U.S. Court of Appeals Rules in Favor of Using Taxpayer Funds to Promote Sharia Compliant Financing


A U.S. court of appeals in the sixth circuit rules an American citizen and former Marine lacked standing to sue the federal government over its use of bailout dollars to promote Sharia Compliant Financing.
On June 1, 2012, the U.S. Court of Appeals for the Sixth Circuit ruled that a federal taxpayer lacks “standing” to challenge the government’s use of taxpayer funds to support sharia-based activities.  The case, which is captioned on appeal as Murray v. United States Department of Treasury, et al., was brought by American Freedom Law Center (AFLC) attorneys David Yerushalmi and Robert Muise, representing the plaintiff, Kevin Murray, a taxpayer and former combat Marine who served in Iraq.  The federal lawsuit alleged that the U.S. government’s takeover and financial bailout of AIG was in violation of the Establishment Clause of the First Amendment.
Meanwhile, Kansas Democrats are still claiming there is no need for legislation restricting Kansas courts to Kansas laws.
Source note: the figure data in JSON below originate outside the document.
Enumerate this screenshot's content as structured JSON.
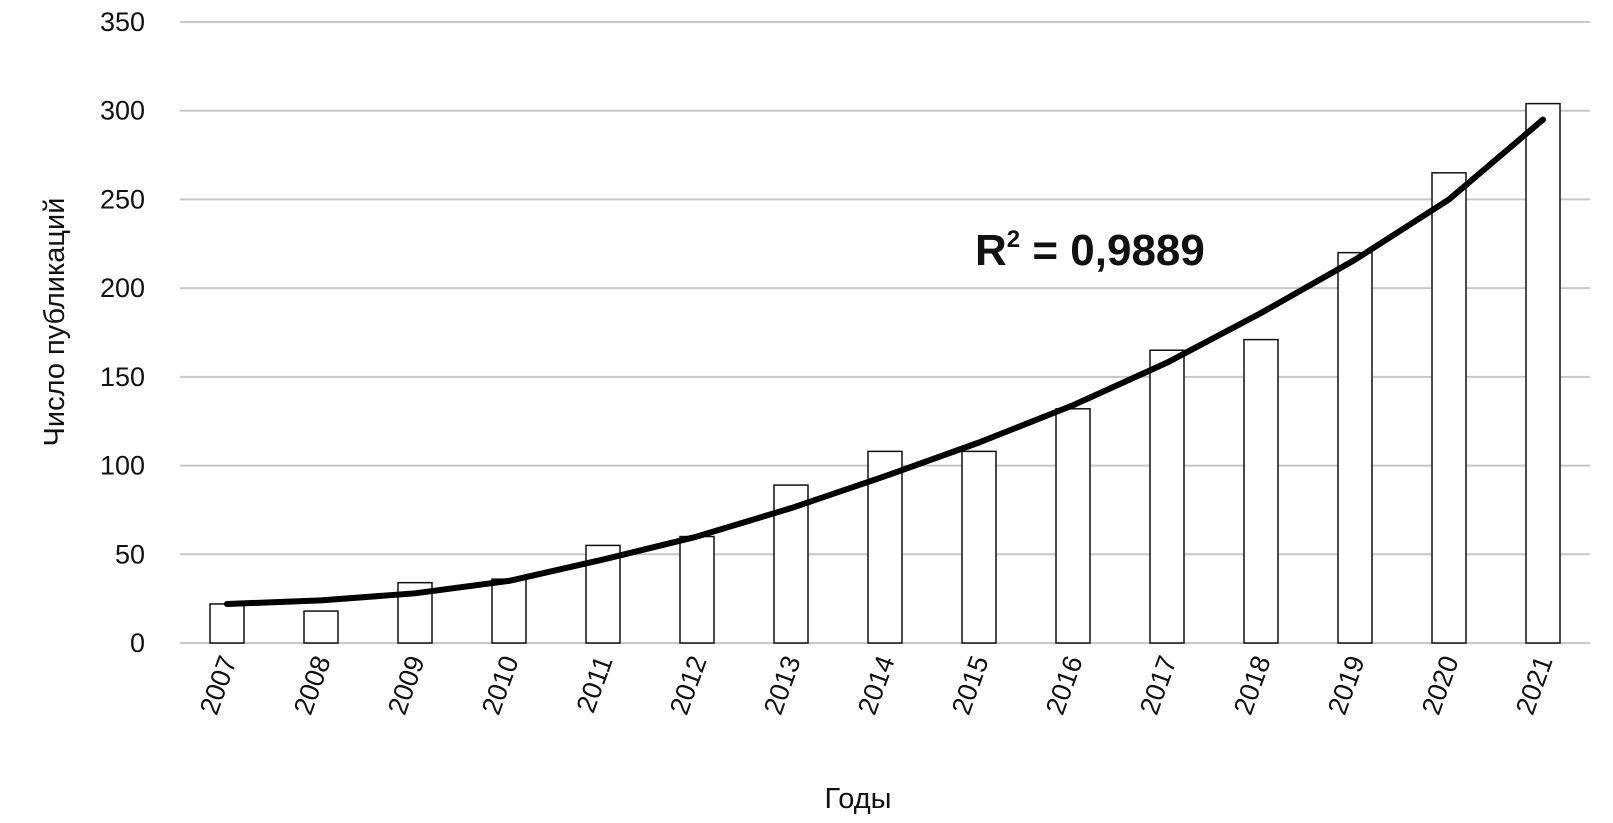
{
  "chart_data": {
    "type": "bar",
    "categories": [
      "2007",
      "2008",
      "2009",
      "2010",
      "2011",
      "2012",
      "2013",
      "2014",
      "2015",
      "2016",
      "2017",
      "2018",
      "2019",
      "2020",
      "2021"
    ],
    "values": [
      22,
      18,
      34,
      36,
      55,
      60,
      89,
      108,
      108,
      132,
      165,
      171,
      220,
      265,
      304
    ],
    "trendline": {
      "type": "line",
      "values": [
        22,
        24,
        28,
        35,
        47,
        60,
        76,
        94,
        113,
        134,
        158,
        186,
        216,
        250,
        295
      ]
    },
    "annotation": {
      "prefix": "R",
      "superscript": "2",
      "suffix": " = 0,9889"
    },
    "xlabel": "Годы",
    "ylabel": "Число публикаций",
    "ylim": [
      0,
      350
    ],
    "yticks": [
      0,
      50,
      100,
      150,
      200,
      250,
      300,
      350
    ],
    "grid": true,
    "colors": {
      "bar_fill": "#ffffff",
      "bar_stroke": "#111111",
      "trend": "#000000",
      "grid": "#c8c8c8"
    }
  }
}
The law has been dubbed the "sharia bill" because critics say it targets the Islamic legal code. Sharia, or Islamic law, covers all aspects of Muslim life, including religious obligations and financial dealings. Opponents of state bans say they could nullify wills or legal contracts between Muslims. 
Supporters said the law will reassure foreigners in Kansas that state laws and the U.S. Constitution would protect them. Opponents said it singled out Muslims for ridicule and was unnecessary because American laws prevail on U.S. soil.